Wendy waited, listening as Mrs. Cooper opened the door and began to speak to someone. The sense of unease was still building, but she was also starting to feel as if whatever was out there, it trailed a sense of sickening familiarity. She heard Mrs. Cooper taking someone into the front room, and finally she climbed off the chair and made her way over to the doorway.
“Wendy,” Matthew hissed, “what are you doing?”
Ignoring him, she headed out into the hall.
“She's in a terrible state,” she heard Mrs. Cooper saying. “God alone knows where she's been for the past few days, but her feet are all cut up from walking. She obviously hadn't eaten or had much to drink, and she was dirty all over. She has bandages on her burns, too. They need changing, but I don't have anything that'll help.”
“This world is no place for a child to be wandering alone,” replied a softly-spoken female voice. “She has already been through so ver
y much.”
“Wendy,” Matthew whispered, “my mother said to stay in the kitchen!”
Still ignoring him, she edged along the hallway until she reached the door to the front room. She paused for a moment, before leaning around the corner.
“There she is,” Mrs. Cooper said, spotting her immediately.
Wendy let out a gasp of shock as soon as she saw the elderly woman on the other side of the room, wearing a nun's habit.
“Wendy,” Mrs. Cooper continued, reaching a hand out to her, “come and meet Sister Agnieska, the Mother Superior of Barton's Cross -”
“No!” Wendy shouted, turning and racing to the front door, only to pull it open and crash straight into a figure who was waiting outside.
“Calm down,” Sister Julia said, grabbing Wendy by the shoulders. “It's okay, it's only me.”
“Leave me alone!” Wendy shouted, struggling to get free before a police officer stepped closer and grabbed her arms. “I'm not going back!”
“Of course you are,” Sister Julia said with a smile, as Sister Agnieska and Mrs. Cooper came to join them. “Wendy, you have nowhere else to go.
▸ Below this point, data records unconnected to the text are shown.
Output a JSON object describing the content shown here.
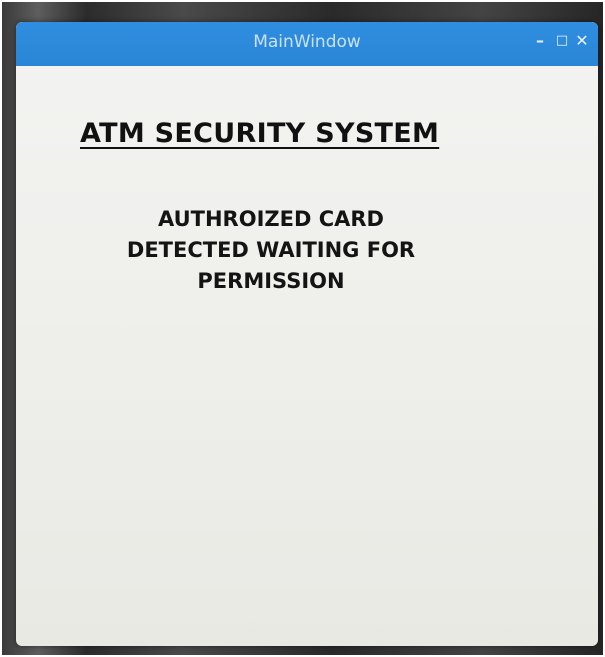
{
  "window": {
    "title": "MainWindow",
    "controls": {
      "minimize_glyph": "–",
      "maximize_glyph": "□",
      "close_glyph": "✕"
    }
  },
  "content": {
    "heading": "ATM SECURITY SYSTEM",
    "message_lines": [
      "AUTHROIZED CARD",
      "DETECTED WAITING FOR",
      "PERMISSION"
    ]
  },
  "colors": {
    "titlebar": "#2f8ee0",
    "window_bg": "#efefec",
    "text": "#111111"
  }
}
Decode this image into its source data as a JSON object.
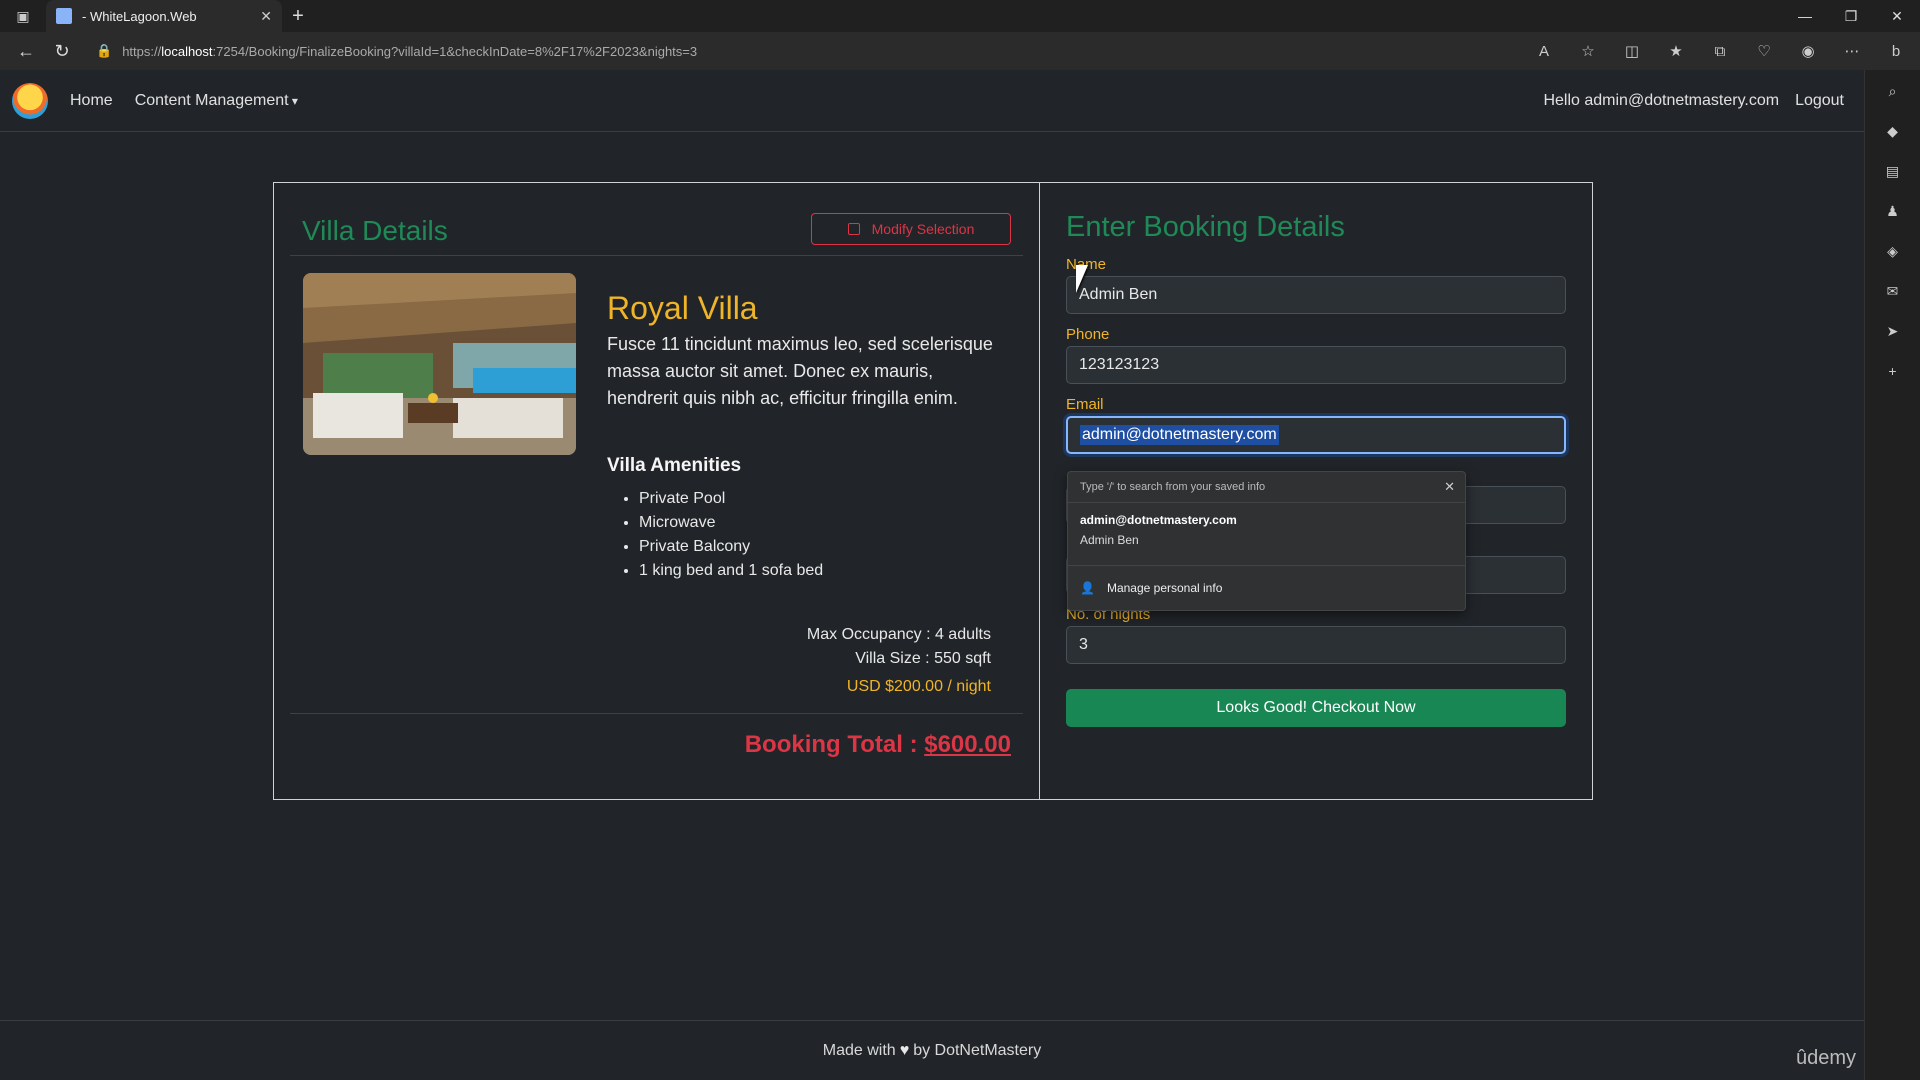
{
  "browser": {
    "tab_title": "- WhiteLagoon.Web",
    "url_prefix": "https://",
    "url_host": "localhost",
    "url_rest": ":7254/Booking/FinalizeBooking?villaId=1&checkInDate=8%2F17%2F2023&nights=3"
  },
  "navbar": {
    "home": "Home",
    "content_management": "Content Management",
    "hello": "Hello admin@dotnetmastery.com",
    "logout": "Logout"
  },
  "villa": {
    "section_title": "Villa Details",
    "modify_label": "Modify Selection",
    "name": "Royal Villa",
    "description": "Fusce 11 tincidunt maximus leo, sed scelerisque massa auctor sit amet. Donec ex mauris, hendrerit quis nibh ac, efficitur fringilla enim.",
    "amenities_title": "Villa Amenities",
    "amenities": [
      "Private Pool",
      "Microwave",
      "Private Balcony",
      "1 king bed and 1 sofa bed"
    ],
    "max_occupancy": "Max Occupancy : 4 adults",
    "villa_size": "Villa Size : 550 sqft",
    "price": "USD $200.00 / night",
    "booking_total_label": "Booking Total : ",
    "booking_total_amount": "$600.00"
  },
  "booking": {
    "title": "Enter Booking Details",
    "name_label": "Name",
    "name_value": "Admin Ben",
    "phone_label": "Phone",
    "phone_value": "123123123",
    "email_label": "Email",
    "email_value": "admin@dotnetmastery.com",
    "nights_label": "No. of nights",
    "nights_value": "3",
    "checkout_label": "Looks Good! Checkout Now"
  },
  "autofill": {
    "hint": "Type '/' to search from your saved info",
    "email": "admin@dotnetmastery.com",
    "name": "Admin Ben",
    "manage": "Manage personal info"
  },
  "footer": {
    "made_with": "Made with",
    "by": "by DotNetMastery"
  },
  "watermark": "ûdemy"
}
The law states that you're now a ward of Barton's Cross, and I can assure you that the monastery is the very best place for you to be right now.” She smiled, as if she was happy and expected Wendy to feel the same way. “Don't worry, we won't be letting you slip away from us again.”
Further back, by the kitchen door, Matthew watched as Wendy was dragged away sobbing.
Chapter Twenty-Three
Today
“He's in here,” the nurse said as she opened the door to one of the retirement home's private rooms. “I'll just check if he's up for visitors.” Leaning through, she smiled. “Matty? Alice Warner is here to see you. Is it okay if I let her in?” After a moment, she turned back to Alice with a smile. “He's all yours. Just try not to tire him out too much.”
“Thank you.”
Stepping into the room, Alice saw a frail old man in a bed by the window, with various wires and tubes connecting him to a set of machines. A heart monitor was beeping steadily, while a nearby table was filled with flowers that had evidently been brought by well-wishers.